HTTPServer继承TCPServer,它只负责处理将接收到的新连接的socket添加到IOLoop中。
def listen(self, port, address=""):
sockets = bind_sockets(port, address=address)
self.add_sockets(sockets)
def add_sockets(self, sockets):
if self.io_loop is None:
self.io_loop = IOLoop.current()
for sock in sockets:
self._sockets[sock.fileno()] = sock
add_accept_handler(sock, self._handle_connection, io_loop=self.io_loop)
首先将HTTPServer这个监听型socket添加到IOLoop中,添加完成后在accept_handler接受新连接,接受到新连接后调用self._handle_connection。
def add_accept_handler(sock, callback, io_loop=None):
if io_loop is None:
io_loop = IOLoop.current()
def accept_handler(fd, events):
while True:
try:
connection, address = sock.accept()
except socket.error as e:
if e.args[0] in (errno.EWOULDBLOCK, errno.EAGAIN):
return
if e.args[0] == errno.ECONNABORTED:
continue
raise
callback(connection, address)
io_loop.add_handler(sock.fileno(), accept_handler, IOLoop.READ)
在_handle_connection中创建一个IOStream对象,传给handle_stream,并且在handle_stream中初始化一个HTTPConnection对象。

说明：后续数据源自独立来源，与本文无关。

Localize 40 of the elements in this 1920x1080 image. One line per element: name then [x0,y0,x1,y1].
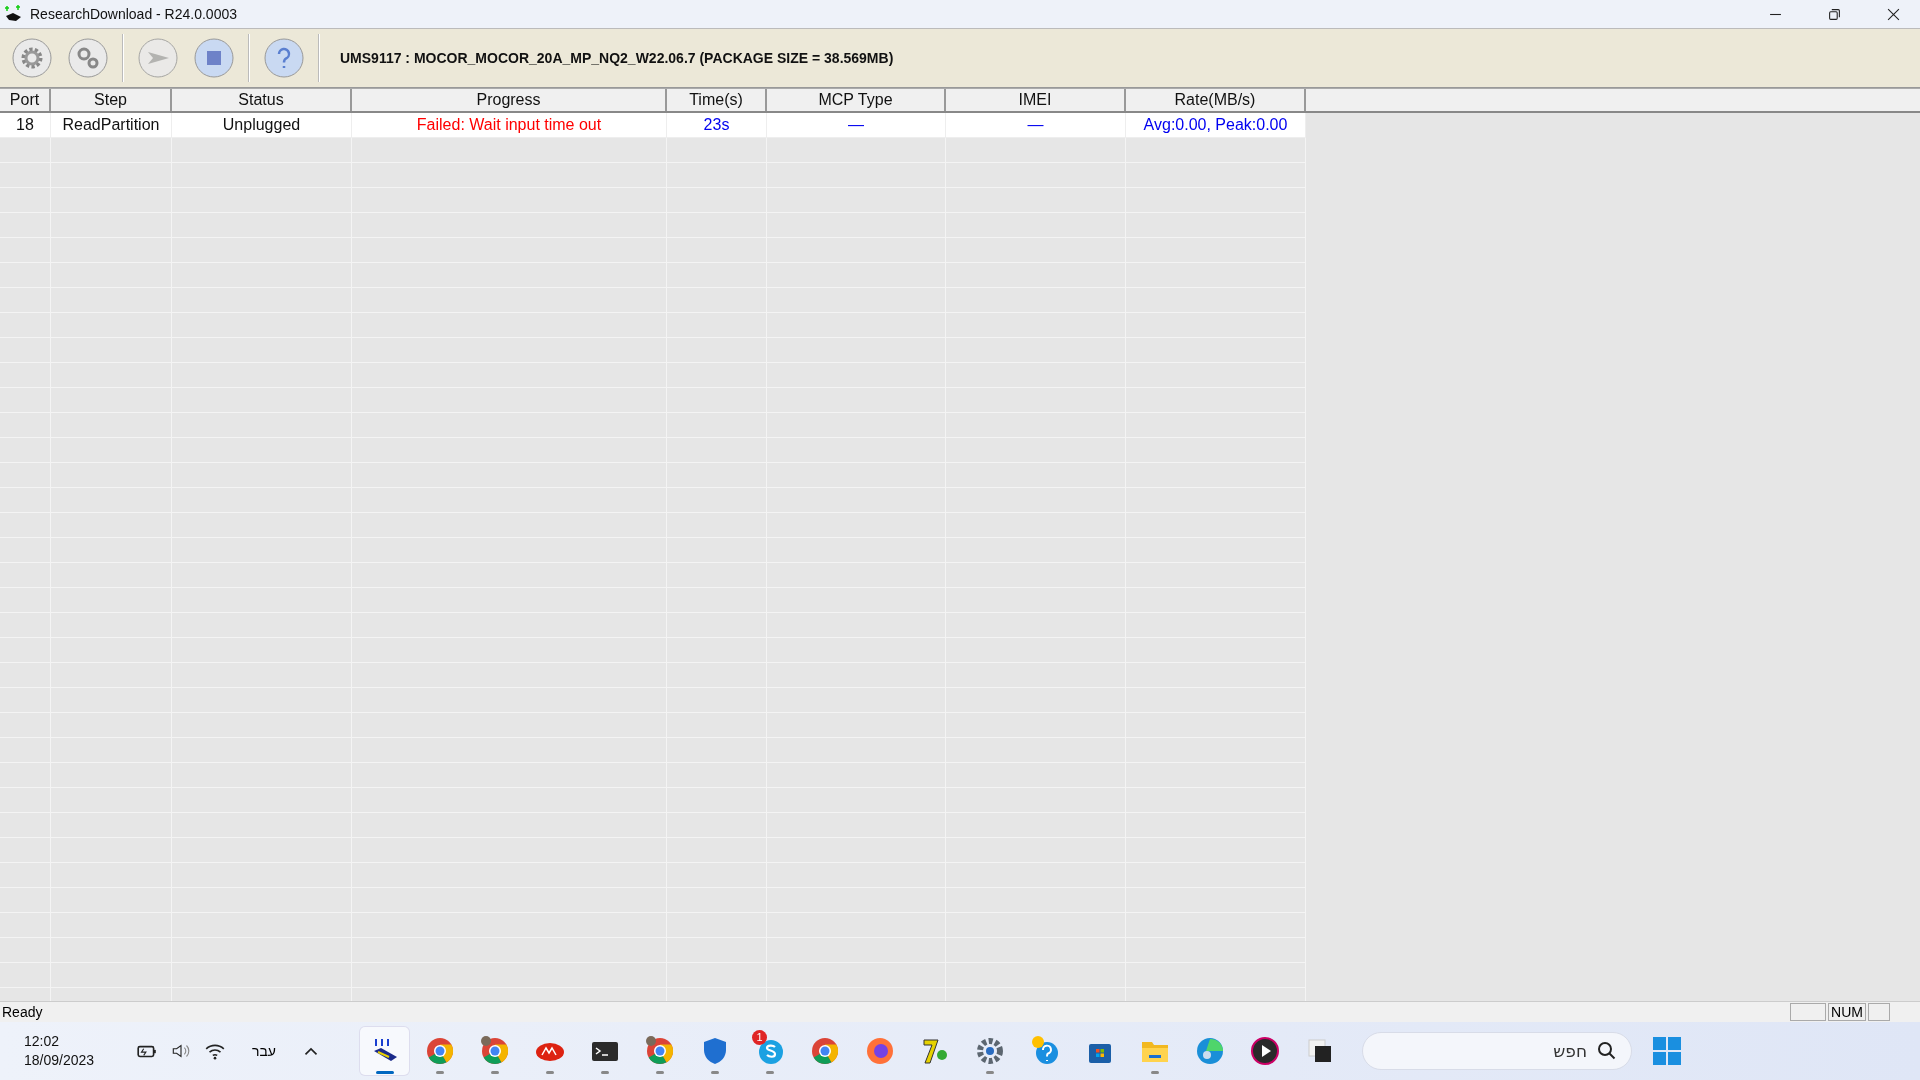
table-cell: 18 [0,113,51,138]
chrome-profile-icon [478,1035,511,1067]
window-title: ResearchDownload - R24.0.0003 [30,6,238,22]
chrome-profile-icon [643,1035,676,1067]
table-cell: 23s [667,113,767,138]
column-header[interactable]: IMEI [946,89,1126,111]
column-header[interactable]: Time(s) [667,89,767,111]
search-icon [1597,1041,1617,1061]
status-pane [1790,1003,1827,1021]
table-cell: — [946,113,1126,138]
status-pane: NUM [1828,1003,1866,1021]
column-header[interactable]: Port [0,89,51,111]
play-icon [1248,1035,1281,1067]
stop-button[interactable] [192,36,236,80]
table-cell: Avg:0.00, Peak:0.00 [1126,113,1306,138]
table-cell: Unplugged [172,113,352,138]
column-header[interactable]: Progress [352,89,667,111]
search-field[interactable]: חפש [1377,1040,1589,1062]
table-cell: Failed: Wait input time out [352,113,667,138]
notification-badge: 1 [752,1030,767,1045]
taskbar-button[interactable] [360,1027,409,1075]
close-icon[interactable] [1887,7,1900,21]
gears-button[interactable] [66,36,110,80]
table-cell: ReadPartition [51,113,172,138]
table-cell: — [767,113,946,138]
windows-start-icon[interactable] [1652,1036,1682,1066]
search-field[interactable]: חפש [1362,1032,1632,1070]
column-header[interactable]: Step [51,89,172,111]
settings-button[interactable] [10,36,54,80]
column-header[interactable]: Status [172,89,352,111]
help-button[interactable] [262,36,306,80]
taskbar-button[interactable]: 1 [745,1027,794,1075]
status-message: Ready [1,1004,44,1020]
restore-icon[interactable] [1828,7,1841,21]
column-header[interactable]: Rate(MB/s) [1126,89,1306,111]
status-pane [1868,1003,1890,1021]
clock[interactable]: 12:02 18/09/2023 [24,1032,124,1070]
column-header[interactable]: MCP Type [767,89,946,111]
language-indicator[interactable]: עבר [252,1043,276,1059]
package-info: UMS9117 : MOCOR_MOCOR_20A_MP_NQ2_W22.06.7 (PACKAGE SIZE = 38.569MB) [340,50,894,66]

def _handle_connection(self, connection, address):
if self.ssl_options is not None:
assert ssl, "Python 2.6+ and OpenSSL required for SSL"
try:
connection = ssl_wrap_socket(connection,
self.ssl_options,
server_side=True,
do_handshake_on_connect=False)
except ssl.SSLError as err:
if err.args[0] == ssl.SSL_ERROR_EOF:
return connection.close()
else:
raise
except socket.error as err:
if err.args[0] in (errno.ECONNABORTED, errno.EINVAL):
return connection.close()
else:
raise
try:
if self.ssl_options is not None:
stream = SSLIOStream(connection, io_loop=self.io_loop, max_buffer_size=self.max_buffer_size)
else:
stream = IOStream(connection, io_loop=self.io_loop, max_buffer_size=self.max_buffer_size)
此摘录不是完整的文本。